Short-term Treasury yields fell on Wednesday as investors lowered their expectations of how aggressively the Fed will need to tighten monetary policy. There is no cash treasury bill trading in Asia on Thursday due to a public holiday in Japan. Crude oil held most of a jump above $91 a barrel, while Bitcoin rose above $24,000 in a sign of better market sentiment.

Also Read: US Inflation Drops More Than Expected in July to 8.5% as Gasoline Gets Cheaper, Eases Pressure on Fed

Headline inflation in the United States was 8.5% in July, down from 9.1% in June, the largest increase in four decades. It’s still high and Fed officials were quick to point out that more rate hikes are coming. They also signaled that investors should rethink expectations for cuts next year to support economic growth.
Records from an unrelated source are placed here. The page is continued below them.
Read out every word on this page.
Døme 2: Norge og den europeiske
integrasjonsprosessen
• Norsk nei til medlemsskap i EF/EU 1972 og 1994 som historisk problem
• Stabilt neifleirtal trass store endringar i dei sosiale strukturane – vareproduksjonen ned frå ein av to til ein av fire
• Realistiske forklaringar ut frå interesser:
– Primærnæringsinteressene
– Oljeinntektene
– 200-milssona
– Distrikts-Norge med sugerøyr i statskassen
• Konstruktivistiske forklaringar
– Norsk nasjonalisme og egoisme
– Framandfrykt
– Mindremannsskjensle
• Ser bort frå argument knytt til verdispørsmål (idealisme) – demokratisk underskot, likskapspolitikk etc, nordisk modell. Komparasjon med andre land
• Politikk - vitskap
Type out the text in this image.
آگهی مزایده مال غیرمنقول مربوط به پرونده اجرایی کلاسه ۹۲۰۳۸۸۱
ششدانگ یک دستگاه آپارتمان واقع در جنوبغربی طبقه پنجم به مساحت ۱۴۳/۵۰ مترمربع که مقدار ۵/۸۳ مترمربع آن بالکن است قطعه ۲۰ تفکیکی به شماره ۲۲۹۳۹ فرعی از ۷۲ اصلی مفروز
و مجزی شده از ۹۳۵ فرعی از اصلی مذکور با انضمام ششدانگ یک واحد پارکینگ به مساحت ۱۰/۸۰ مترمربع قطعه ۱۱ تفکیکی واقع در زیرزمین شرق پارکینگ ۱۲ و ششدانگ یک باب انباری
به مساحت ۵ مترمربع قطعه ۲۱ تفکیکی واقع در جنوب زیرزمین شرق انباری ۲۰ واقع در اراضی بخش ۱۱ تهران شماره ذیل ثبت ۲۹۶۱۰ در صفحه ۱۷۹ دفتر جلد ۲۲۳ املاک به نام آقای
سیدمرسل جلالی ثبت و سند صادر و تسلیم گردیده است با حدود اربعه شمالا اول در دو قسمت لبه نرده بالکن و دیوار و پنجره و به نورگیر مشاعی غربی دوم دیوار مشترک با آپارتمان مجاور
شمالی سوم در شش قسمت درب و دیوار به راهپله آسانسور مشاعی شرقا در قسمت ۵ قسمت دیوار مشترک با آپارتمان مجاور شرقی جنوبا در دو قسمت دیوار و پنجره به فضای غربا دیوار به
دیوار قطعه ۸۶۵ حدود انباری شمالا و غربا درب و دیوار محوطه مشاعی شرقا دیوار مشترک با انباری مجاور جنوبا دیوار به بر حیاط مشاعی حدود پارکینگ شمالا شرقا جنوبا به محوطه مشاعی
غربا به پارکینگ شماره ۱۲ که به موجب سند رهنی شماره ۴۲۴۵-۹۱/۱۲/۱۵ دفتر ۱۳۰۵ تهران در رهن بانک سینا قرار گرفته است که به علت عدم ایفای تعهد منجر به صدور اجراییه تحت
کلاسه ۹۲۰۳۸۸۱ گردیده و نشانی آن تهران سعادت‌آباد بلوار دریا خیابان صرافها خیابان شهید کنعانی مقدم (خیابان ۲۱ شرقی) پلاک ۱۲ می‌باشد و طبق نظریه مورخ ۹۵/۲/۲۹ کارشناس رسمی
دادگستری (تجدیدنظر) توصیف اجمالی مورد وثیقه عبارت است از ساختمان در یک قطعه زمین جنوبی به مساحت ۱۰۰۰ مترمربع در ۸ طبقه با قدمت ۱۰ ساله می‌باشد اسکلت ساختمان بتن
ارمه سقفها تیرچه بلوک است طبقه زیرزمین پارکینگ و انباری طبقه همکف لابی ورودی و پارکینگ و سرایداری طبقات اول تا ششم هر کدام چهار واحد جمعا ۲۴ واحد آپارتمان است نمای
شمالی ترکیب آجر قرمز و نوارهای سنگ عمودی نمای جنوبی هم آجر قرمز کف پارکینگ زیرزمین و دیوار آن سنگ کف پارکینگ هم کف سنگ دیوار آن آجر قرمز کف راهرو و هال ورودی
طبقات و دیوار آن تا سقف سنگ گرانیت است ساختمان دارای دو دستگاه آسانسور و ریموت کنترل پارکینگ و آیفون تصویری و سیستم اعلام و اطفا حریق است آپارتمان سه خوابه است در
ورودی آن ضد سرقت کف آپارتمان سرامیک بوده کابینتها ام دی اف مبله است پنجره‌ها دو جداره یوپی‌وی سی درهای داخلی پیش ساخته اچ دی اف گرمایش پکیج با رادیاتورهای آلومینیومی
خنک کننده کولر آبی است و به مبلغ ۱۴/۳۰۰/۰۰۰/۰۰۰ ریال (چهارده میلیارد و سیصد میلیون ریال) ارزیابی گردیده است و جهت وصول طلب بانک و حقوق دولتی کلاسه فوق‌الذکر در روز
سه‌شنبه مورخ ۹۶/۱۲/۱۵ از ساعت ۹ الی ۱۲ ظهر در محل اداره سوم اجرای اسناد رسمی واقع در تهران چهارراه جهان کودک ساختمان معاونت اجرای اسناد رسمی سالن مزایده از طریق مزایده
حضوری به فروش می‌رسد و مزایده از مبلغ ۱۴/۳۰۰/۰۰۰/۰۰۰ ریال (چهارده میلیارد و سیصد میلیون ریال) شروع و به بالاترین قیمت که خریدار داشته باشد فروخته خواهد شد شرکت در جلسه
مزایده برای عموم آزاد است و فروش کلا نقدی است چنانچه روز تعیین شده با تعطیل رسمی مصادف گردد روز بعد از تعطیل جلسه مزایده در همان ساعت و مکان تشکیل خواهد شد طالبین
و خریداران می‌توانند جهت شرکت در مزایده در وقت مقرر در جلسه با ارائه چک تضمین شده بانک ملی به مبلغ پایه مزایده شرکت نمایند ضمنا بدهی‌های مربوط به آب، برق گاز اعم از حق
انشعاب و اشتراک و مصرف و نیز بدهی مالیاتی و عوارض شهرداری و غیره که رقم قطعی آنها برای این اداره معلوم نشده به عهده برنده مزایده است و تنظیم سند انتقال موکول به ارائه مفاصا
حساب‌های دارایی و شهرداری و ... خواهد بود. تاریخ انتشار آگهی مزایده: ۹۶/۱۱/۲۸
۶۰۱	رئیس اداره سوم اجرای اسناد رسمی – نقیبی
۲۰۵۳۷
The question is whether the rebound in global equities and other riskier investments from this year’s rout can continue in this environment.

“We still need to see a few more monthly declines in underlying inflation before the FOMC can start thinking about pausing its tightening cycle,” Carol Kong, strategist at Commonwealth Bank of Australia Ltd., told Bloomberg Television. . “The market is still currently underestimating US inflation and its medium-term stickiness.”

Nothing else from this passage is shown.